I’m back from vacation and here to report that I and my team have experienced our first "casualty" as a result of tightening lending standards.  The bad news is that the buyer who has decided not to sign the contract for one of our exclusive properties has backed out because her interest rate is going to be more than a point higher than she originally anticipated.  It seems that her retired status and lack of income is negatively impacting her financial picture despite her asset rich portfolio.  The good news is that another qualified buyer was waiting in the wings to snap up the property.  The key word here is "qualified" as that definition has changed dramatically over the past 30 days. Many who were considered qualified buyers just one month ago are finding that their monthly payments at current interest rates are making ownership less attainable.

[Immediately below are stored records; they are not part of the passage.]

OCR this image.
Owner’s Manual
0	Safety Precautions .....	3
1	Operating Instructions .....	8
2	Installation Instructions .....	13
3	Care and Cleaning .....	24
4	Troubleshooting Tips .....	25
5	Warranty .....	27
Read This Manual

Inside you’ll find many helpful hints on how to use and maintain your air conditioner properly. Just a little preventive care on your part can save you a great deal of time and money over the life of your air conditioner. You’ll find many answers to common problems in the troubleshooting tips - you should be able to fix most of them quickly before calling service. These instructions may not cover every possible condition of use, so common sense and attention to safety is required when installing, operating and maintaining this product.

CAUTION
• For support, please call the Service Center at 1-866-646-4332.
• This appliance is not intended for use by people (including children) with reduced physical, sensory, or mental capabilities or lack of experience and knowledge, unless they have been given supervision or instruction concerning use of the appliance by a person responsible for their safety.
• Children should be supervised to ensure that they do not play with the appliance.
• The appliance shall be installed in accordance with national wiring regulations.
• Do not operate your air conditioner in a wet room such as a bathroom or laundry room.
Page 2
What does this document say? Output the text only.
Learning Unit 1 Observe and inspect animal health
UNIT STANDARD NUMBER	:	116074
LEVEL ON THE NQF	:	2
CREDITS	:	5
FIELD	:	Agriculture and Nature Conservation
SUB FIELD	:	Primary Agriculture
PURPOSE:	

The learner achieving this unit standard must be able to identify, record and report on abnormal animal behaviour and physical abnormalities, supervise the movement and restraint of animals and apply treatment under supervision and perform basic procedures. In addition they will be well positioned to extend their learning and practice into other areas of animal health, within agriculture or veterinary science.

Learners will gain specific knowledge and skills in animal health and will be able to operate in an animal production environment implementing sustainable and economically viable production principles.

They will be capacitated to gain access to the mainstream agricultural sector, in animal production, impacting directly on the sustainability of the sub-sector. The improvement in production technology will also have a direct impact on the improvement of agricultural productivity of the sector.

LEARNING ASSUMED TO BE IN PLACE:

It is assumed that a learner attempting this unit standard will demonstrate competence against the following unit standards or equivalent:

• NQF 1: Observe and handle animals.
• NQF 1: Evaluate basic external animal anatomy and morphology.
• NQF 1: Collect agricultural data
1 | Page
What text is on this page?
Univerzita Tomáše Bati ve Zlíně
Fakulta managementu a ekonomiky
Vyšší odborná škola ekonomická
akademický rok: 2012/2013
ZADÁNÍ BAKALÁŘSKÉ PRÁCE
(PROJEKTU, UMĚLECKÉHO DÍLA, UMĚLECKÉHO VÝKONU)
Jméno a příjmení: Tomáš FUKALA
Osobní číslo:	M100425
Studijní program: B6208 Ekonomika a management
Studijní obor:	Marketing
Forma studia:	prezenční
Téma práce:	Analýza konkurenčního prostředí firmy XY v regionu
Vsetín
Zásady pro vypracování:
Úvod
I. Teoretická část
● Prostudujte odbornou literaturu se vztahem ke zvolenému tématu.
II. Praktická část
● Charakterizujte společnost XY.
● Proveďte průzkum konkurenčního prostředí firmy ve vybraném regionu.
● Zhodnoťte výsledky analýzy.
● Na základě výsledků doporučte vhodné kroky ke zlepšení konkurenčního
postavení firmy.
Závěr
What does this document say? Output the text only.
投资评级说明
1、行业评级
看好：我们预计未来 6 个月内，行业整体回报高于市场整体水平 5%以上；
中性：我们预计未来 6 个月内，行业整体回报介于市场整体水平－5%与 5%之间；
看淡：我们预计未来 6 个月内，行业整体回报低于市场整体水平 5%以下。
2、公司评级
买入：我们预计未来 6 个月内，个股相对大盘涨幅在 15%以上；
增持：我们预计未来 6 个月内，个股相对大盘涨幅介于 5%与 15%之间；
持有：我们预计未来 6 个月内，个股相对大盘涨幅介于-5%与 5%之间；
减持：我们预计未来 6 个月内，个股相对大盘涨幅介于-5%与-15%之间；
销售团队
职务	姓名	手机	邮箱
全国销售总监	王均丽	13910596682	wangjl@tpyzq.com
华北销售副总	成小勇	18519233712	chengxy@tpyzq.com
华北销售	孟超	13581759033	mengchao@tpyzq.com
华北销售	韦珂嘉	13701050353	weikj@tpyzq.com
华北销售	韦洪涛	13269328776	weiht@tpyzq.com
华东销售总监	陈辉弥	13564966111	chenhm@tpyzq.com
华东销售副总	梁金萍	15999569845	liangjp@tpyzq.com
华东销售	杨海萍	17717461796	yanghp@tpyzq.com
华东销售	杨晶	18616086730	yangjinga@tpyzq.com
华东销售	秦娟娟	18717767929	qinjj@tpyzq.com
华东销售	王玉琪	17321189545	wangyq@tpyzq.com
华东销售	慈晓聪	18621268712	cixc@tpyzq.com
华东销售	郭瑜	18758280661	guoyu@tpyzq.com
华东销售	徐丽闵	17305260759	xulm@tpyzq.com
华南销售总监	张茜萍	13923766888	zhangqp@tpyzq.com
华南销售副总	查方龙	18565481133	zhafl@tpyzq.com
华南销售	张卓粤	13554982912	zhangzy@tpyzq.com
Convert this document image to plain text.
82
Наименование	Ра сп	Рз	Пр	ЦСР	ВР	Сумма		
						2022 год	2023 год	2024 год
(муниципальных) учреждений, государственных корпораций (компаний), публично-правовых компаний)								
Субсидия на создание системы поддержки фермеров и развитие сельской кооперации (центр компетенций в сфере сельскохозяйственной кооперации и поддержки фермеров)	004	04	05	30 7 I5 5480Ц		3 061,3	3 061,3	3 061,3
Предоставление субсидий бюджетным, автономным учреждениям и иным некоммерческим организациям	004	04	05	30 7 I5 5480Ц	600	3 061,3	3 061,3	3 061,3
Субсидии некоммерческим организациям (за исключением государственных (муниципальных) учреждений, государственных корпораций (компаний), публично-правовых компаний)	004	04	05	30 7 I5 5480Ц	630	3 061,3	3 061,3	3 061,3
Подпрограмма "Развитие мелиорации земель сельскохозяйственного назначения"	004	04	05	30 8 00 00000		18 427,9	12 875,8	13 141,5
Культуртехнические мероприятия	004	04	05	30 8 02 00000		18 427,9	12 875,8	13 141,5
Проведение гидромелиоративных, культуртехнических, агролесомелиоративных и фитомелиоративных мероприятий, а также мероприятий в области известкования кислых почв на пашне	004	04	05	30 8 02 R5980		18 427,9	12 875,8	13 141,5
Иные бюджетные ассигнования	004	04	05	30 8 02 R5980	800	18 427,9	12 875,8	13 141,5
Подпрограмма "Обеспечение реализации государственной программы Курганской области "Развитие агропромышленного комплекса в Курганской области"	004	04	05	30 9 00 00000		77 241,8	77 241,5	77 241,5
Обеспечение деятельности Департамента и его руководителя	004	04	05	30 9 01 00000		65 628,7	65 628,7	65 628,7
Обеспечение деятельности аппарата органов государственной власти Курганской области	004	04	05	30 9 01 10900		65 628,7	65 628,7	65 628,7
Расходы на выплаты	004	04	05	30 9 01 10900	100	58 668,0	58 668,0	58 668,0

So what are these people to do?  Rent?  With rental vacancy rates in the city reported to be less than 1%, that isn’t necessarily the answer.  Are these "marginal" borrowers going to be forced to leave the city?  For many who don’t the option to stay where they are, I think that will be the unfortunate reality.  I have always maintained that Manhattan is moving toward being an exclusive island for the wealthy and as the wealthy are being less affected by tightening lending standards and high rents, the trend towards an ultra-lux Manhattan continues.

Having said that, let’s not count out the middle class just yet.  The largest percentage of these buyers still qualify for mortgages at competitive interest rates.  Those "marginal" buyers who don’t will have to stay put or consider leaving the city.  Don’t feel too badly about those 2 options though.  It could be much worse.  Just ask those struggling right now to avoid foreclosure.